Mr. McCready recently signed a fundraising pitch for the Democratic National Committee in which he said he almost lost last year’s race because of “a coordinated effort on behalf of my opponent to steal votes and rig the election.”
“This special election is not just about winning a seat in Congress,” he said. “It’s a referendum on Republicans’ decades-long strategy of using dirty tricks to maintain their grip on power — whether through gerrymandering, strict voter ID laws, or, in this case, actually stealing votes.”
If no candidate wins more than 30% of Tuesday’s vote, the second-place finisher can request a runoff that would take place on Sept. 10. Otherwise, the general election do-over will be on that date.
Mr. Rushing, who has been running second in recent polling, has said he won’t call for a runoff if he does end up finishing in second on Tuesday.
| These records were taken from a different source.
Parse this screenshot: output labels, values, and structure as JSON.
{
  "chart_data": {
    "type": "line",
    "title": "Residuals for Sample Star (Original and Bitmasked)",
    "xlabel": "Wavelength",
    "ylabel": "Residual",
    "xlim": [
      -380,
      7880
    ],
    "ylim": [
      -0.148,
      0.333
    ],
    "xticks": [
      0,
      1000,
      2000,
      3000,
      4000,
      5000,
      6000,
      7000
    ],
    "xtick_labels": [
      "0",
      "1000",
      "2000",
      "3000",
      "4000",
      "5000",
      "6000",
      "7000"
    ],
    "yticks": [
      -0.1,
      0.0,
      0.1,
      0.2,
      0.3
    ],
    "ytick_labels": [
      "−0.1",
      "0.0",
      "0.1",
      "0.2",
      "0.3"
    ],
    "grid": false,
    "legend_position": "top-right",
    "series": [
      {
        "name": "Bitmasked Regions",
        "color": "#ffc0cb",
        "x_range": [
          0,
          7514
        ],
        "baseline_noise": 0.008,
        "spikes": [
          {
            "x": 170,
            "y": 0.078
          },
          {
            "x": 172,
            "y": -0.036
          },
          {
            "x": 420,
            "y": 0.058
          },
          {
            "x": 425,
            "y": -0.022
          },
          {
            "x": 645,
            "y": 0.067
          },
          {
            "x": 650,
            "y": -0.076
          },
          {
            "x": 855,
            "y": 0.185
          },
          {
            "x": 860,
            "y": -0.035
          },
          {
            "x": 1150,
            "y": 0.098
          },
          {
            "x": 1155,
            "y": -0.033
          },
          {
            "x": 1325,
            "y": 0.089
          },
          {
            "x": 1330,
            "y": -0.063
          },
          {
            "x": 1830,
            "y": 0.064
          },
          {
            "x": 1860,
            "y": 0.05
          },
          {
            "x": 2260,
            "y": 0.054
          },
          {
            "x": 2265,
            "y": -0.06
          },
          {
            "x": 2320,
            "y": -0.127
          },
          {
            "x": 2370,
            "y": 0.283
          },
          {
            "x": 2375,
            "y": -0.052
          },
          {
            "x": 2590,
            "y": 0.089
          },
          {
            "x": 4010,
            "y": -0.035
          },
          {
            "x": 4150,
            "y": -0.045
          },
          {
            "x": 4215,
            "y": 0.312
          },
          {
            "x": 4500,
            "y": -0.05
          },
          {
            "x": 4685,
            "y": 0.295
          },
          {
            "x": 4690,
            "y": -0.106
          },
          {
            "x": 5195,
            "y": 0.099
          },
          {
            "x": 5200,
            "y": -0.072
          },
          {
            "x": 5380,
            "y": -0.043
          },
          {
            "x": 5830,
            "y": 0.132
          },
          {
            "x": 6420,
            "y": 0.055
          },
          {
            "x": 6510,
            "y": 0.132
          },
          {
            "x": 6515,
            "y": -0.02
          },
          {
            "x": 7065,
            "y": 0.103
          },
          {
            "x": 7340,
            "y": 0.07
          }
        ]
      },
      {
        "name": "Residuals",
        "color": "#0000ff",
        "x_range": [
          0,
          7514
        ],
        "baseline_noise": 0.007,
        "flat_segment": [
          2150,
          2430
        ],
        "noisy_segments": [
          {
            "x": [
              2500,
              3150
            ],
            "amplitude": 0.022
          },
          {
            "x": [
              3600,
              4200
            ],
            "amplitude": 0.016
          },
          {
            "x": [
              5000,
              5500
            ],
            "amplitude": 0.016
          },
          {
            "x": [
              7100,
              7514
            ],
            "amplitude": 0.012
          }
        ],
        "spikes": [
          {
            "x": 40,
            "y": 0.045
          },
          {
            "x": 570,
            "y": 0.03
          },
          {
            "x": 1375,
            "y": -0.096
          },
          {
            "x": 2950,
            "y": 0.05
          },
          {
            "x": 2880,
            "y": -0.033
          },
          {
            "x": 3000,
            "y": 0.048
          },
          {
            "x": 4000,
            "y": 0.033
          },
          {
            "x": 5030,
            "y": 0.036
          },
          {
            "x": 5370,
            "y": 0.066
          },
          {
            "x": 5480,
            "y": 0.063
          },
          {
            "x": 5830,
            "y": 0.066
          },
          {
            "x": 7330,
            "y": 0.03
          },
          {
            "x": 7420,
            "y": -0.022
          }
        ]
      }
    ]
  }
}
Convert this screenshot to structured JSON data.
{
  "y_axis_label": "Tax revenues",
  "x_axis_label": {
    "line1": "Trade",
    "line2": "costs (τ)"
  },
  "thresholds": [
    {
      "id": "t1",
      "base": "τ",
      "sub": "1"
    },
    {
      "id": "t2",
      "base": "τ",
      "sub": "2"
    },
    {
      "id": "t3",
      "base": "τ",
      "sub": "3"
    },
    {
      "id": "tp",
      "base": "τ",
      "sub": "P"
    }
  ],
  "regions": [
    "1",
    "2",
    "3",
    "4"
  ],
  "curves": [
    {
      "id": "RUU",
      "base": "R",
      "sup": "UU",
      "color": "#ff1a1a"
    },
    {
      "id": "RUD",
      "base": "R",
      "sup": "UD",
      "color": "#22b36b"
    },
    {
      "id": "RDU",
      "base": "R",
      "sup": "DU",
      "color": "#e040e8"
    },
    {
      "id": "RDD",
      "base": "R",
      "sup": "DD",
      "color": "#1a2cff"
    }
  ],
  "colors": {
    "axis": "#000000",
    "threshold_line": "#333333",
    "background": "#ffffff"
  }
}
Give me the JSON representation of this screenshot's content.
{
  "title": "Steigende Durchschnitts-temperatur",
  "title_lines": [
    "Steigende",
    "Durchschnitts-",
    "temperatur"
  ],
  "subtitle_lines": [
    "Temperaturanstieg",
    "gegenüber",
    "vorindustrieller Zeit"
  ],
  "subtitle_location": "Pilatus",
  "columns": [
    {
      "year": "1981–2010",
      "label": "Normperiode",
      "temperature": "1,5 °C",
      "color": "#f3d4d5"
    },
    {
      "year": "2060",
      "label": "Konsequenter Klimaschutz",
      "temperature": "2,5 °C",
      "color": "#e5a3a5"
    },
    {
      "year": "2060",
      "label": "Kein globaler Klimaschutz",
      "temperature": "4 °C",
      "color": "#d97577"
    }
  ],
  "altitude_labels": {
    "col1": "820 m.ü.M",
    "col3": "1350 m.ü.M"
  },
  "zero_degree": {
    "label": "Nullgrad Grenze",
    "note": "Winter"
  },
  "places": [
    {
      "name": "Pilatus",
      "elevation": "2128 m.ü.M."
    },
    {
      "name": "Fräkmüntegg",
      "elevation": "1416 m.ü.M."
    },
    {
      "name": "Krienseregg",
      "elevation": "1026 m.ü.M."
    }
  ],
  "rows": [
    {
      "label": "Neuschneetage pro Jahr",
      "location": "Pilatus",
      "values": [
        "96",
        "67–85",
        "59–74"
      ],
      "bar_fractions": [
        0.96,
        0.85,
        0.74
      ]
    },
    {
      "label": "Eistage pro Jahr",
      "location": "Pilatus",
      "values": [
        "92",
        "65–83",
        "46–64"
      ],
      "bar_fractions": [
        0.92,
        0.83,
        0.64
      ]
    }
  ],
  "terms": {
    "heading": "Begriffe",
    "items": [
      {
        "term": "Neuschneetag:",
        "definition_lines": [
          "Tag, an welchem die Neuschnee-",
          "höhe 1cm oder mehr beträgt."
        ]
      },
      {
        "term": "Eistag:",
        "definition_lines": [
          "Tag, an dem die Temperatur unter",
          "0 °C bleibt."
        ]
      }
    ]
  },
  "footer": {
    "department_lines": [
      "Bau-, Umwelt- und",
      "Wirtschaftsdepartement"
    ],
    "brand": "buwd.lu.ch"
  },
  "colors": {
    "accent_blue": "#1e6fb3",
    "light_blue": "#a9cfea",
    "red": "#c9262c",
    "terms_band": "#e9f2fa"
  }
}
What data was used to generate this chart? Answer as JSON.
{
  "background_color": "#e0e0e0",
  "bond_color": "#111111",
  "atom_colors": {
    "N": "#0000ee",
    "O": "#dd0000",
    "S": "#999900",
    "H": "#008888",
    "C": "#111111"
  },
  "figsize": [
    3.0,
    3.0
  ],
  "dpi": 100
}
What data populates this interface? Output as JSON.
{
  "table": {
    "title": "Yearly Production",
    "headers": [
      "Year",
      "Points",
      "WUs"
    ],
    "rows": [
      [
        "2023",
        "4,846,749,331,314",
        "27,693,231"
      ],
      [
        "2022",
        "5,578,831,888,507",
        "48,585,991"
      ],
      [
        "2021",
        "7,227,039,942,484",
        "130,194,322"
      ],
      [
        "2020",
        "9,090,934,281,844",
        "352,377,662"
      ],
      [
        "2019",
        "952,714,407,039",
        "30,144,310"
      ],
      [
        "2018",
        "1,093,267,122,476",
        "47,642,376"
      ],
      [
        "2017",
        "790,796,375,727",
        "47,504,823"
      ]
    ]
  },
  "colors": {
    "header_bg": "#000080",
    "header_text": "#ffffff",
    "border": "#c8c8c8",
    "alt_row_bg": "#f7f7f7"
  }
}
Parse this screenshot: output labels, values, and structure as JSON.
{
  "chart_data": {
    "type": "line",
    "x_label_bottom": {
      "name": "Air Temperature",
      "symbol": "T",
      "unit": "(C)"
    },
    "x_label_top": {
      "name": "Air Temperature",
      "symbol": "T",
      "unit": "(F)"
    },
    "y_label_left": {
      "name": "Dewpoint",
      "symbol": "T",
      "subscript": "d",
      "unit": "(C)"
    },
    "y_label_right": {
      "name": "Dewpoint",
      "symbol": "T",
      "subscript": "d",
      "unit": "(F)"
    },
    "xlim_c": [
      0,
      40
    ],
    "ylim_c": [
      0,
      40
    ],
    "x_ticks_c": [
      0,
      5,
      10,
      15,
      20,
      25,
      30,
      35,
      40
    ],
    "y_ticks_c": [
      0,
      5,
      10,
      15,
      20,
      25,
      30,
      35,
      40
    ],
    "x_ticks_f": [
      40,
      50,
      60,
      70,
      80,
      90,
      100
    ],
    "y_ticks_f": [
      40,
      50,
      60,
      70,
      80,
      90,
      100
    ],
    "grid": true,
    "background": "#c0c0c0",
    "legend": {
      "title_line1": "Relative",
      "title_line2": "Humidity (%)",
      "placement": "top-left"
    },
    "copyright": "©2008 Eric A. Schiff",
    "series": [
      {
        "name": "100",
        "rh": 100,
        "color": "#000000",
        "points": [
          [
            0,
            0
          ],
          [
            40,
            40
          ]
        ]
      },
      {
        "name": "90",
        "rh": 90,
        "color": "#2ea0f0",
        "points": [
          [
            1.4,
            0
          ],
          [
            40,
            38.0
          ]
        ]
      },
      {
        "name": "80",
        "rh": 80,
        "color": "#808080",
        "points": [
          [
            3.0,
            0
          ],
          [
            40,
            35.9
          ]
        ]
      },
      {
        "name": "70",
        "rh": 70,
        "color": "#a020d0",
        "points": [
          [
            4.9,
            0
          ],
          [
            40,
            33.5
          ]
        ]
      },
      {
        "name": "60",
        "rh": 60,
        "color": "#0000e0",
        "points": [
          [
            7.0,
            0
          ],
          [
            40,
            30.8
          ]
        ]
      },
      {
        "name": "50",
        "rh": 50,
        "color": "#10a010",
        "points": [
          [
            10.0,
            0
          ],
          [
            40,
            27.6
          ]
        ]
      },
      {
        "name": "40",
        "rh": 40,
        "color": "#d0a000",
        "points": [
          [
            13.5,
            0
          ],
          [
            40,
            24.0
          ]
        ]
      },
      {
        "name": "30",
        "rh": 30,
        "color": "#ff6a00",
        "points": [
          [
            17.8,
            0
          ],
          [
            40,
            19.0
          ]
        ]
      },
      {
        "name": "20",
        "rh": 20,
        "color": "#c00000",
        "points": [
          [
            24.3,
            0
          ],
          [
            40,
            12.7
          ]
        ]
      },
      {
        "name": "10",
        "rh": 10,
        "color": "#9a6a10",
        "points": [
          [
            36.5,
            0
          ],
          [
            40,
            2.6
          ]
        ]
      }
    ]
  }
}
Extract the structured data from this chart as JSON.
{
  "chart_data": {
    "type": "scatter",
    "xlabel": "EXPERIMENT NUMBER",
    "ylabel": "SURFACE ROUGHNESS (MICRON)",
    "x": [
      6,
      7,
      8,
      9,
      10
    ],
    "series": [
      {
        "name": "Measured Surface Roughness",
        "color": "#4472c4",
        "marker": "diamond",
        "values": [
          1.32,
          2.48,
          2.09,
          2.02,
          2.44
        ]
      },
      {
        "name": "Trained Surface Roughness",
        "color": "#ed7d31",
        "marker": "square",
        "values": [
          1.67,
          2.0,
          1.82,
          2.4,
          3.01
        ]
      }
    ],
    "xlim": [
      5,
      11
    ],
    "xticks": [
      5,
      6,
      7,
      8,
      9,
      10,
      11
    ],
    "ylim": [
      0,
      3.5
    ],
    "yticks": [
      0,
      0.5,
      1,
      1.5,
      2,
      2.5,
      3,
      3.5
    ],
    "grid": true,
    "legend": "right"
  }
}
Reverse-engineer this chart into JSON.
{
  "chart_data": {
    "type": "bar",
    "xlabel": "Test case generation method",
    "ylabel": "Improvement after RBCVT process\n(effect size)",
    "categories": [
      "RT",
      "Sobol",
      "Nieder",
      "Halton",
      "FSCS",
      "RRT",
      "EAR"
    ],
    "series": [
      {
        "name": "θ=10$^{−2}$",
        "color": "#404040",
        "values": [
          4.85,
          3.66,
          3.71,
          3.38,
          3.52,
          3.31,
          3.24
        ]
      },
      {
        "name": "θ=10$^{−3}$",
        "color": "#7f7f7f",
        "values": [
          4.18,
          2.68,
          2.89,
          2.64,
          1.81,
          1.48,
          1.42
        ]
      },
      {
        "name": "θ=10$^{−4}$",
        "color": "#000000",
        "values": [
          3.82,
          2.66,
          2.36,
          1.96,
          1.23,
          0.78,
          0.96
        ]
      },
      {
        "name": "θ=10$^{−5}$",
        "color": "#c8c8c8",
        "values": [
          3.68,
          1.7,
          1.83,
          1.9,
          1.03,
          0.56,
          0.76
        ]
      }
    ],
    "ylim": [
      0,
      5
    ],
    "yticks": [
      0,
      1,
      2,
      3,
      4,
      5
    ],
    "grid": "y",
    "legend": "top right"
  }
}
A GOP operative familiar with the district said Mr. Bishop should clear the 30% threshold anyway, and said the current environment should be an improvement for the GOP compared to last year in what’s already a Republican-leaning district.
“I think generally, the environment is a lot better for us than it was the last time, and of course, with whatever else happened, we did win,” the strategist said. “[If] McCready gets elected, he’d better not sign a long-term lease.”
The south central district, which stretches from the Charlotte area along the South Carolina border, leans Republican, and the GOP has held the seat for decades.
“It’s a Republican district, but it’s a changing district, too,” said Thomas Mills, a past Democratic consultant who now publishes a blog on North Carolina politics. “What made it close is what you saw really in southeast Charlotte, and to some degree that’s where you have a little bit of a rejection of Trumpism. Whereas on the other side of the district, you’ve got an embrace of it.”
Mr. Ridenhour said he’d be comfortable trying to present a choice to voters between the GOP’s vision and that of new far-left figures in the House like Rep. Alexandria Ocasio-Cortez who have risen to prominence with Democrats holding the majority.
“We’re able to say look, is Maxine Waters on [financial services], is that who we want? Is Pelosi as speaker, is that what we want? With the AOCs, with the Green New Deal, is that really what we want?” he said. “And we can point to that and say, now if we want to reject that, then we got to get to work. And I think that energizes and motivates people.”